The Canadian government announced the creation of Canada's 46th national park, the Mealy Mountains National Park Reserve in Labrador. Occupying an area the size of Jamaica, it is co-managed by the Innu, whose names for the area are Akami–uapishku and KakKasuak.

November 19, 2015

Sports and Culture 

Death of Ron Hynes

Singer-songwriter Ron Hynes, whose powerful stories and characters moved audiences far beyond the shores of his native Newfoundland, died in St. John's at the age of 64.

November 30, 2015

Government and Politics 

Liberal Victory in Newfoundland and Labrador

Liberal candidate Dwight Ball was elected premier of Newfoundland and Labrador in the province's 20th general provincial election. The Liberals won by a landslide, taking 31 of the province's 40 seats.

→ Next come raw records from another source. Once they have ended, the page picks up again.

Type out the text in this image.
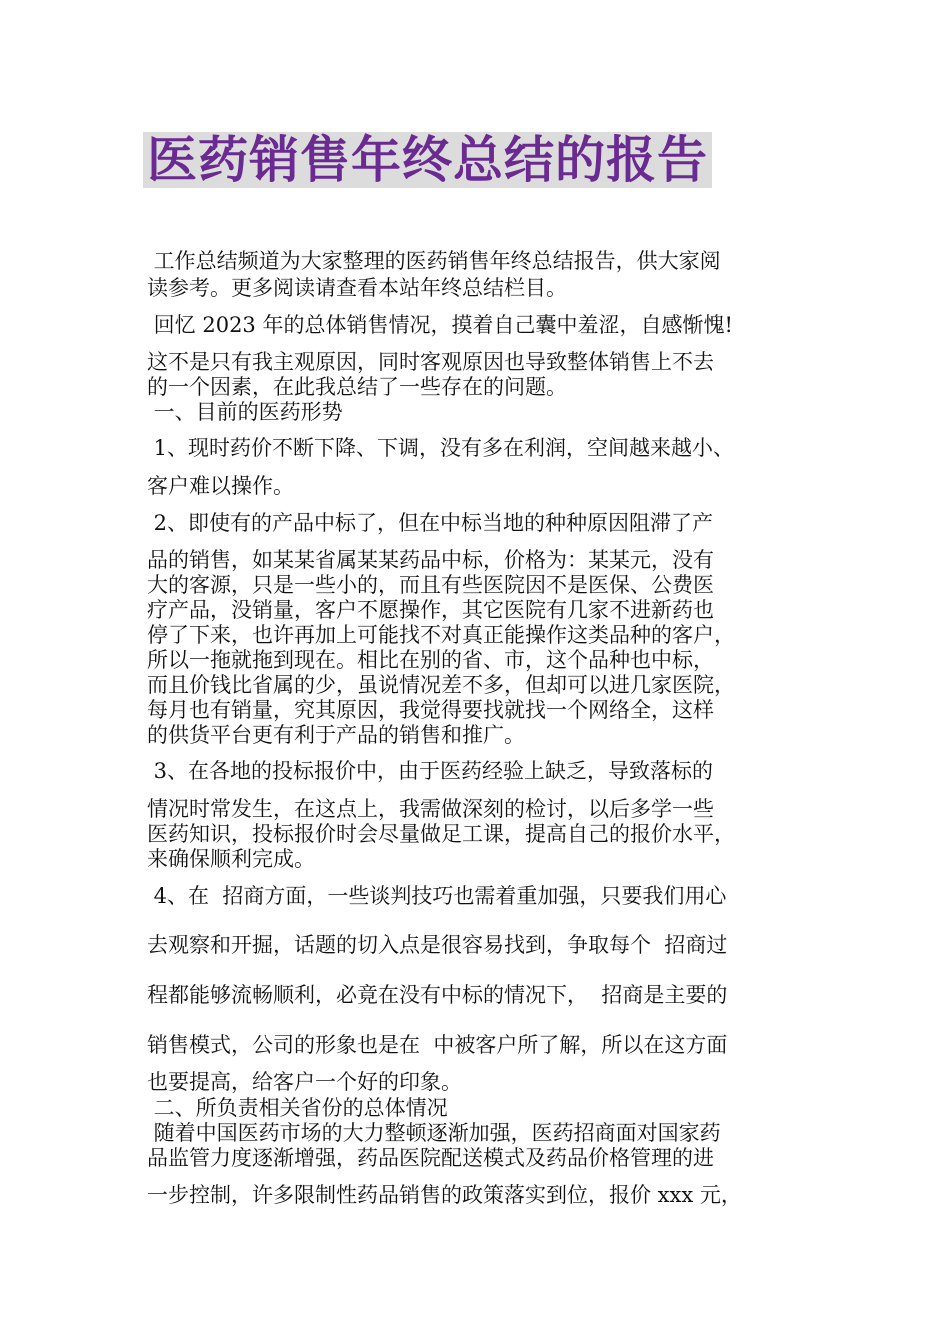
医药销售年终总结的报告
工作总结频道为大家整理的医药销售年终总结报告，供大家阅
读参考。更多阅读请查看本站年终总结栏目。
回忆 2023 年的总体销售情况，摸着自己囊中羞涩，自感惭愧!
这不是只有我主观原因，同时客观原因也导致整体销售上不去
的一个因素，在此我总结了一些存在的问题。
一、目前的医药形势
1、现时药价不断下降、下调，没有多在利润，空间越来越小、
客户难以操作。
2、即使有的产品中标了，但在中标当地的种种原因阻滞了产
品的销售，如某某省属某某药品中标，价格为：某某元，没有
大的客源，只是一些小的，而且有些医院因不是医保、公费医
疗产品，没销量，客户不愿操作，其它医院有几家不进新药也
停了下来，也许再加上可能找不对真正能操作这类品种的客户，
所以一拖就拖到现在。相比在别的省、市，这个品种也中标，
而且价钱比省属的少，虽说情况差不多，但却可以进几家医院，
每月也有销量，究其原因，我觉得要找就找一个网络全，这样
的供货平台更有利于产品的销售和推广。
3、在各地的投标报价中，由于医药经验上缺乏，导致落标的
情况时常发生，在这点上，我需做深刻的检讨，以后多学一些
医药知识，投标报价时会尽量做足工课，提高自己的报价水平，
来确保顺利完成。
4、在  招商方面，一些谈判技巧也需着重加强，只要我们用心
去观察和开掘，话题的切入点是很容易找到，争取每个  招商过
程都能够流畅顺利，必竟在没有中标的情况下，  招商是主要的
销售模式，公司的形象也是在  中被客户所了解，所以在这方面
也要提高，给客户一个好的印象。
二、所负责相关省份的总体情况
随着中国医药市场的大力整顿逐渐加强，医药招商面对国家药
品监管力度逐渐增强，药品医院配送模式及药品价格管理的进
一步控制，许多限制性药品销售的政策落实到位，报价 xxx 元，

The Conservatives, who had governed for the preceding 12 years, won seven seats and the NDP took two.

November 24, 2017

Indigenous Peoples 

Trudeau issues Newfoundland and Labrador residential schools apology

Prime Minister Justin Trudeau apologized to survivors of residential schools in Newfoundland and Labrador. They were excluded from Stephen Harper’s 2008 apology because residential schools there were not run by the federal government and were established before Newfoundland joined Confederation in 1949. Survivor Toby Obed, who was instrumental in the class-action lawsuit against the federal government, accepted Trudeau’s apology on behalf of his community. However, Greg Rich, Innu Nation Grand Chief, refused Trudeau’s apology, saying it was too narrow.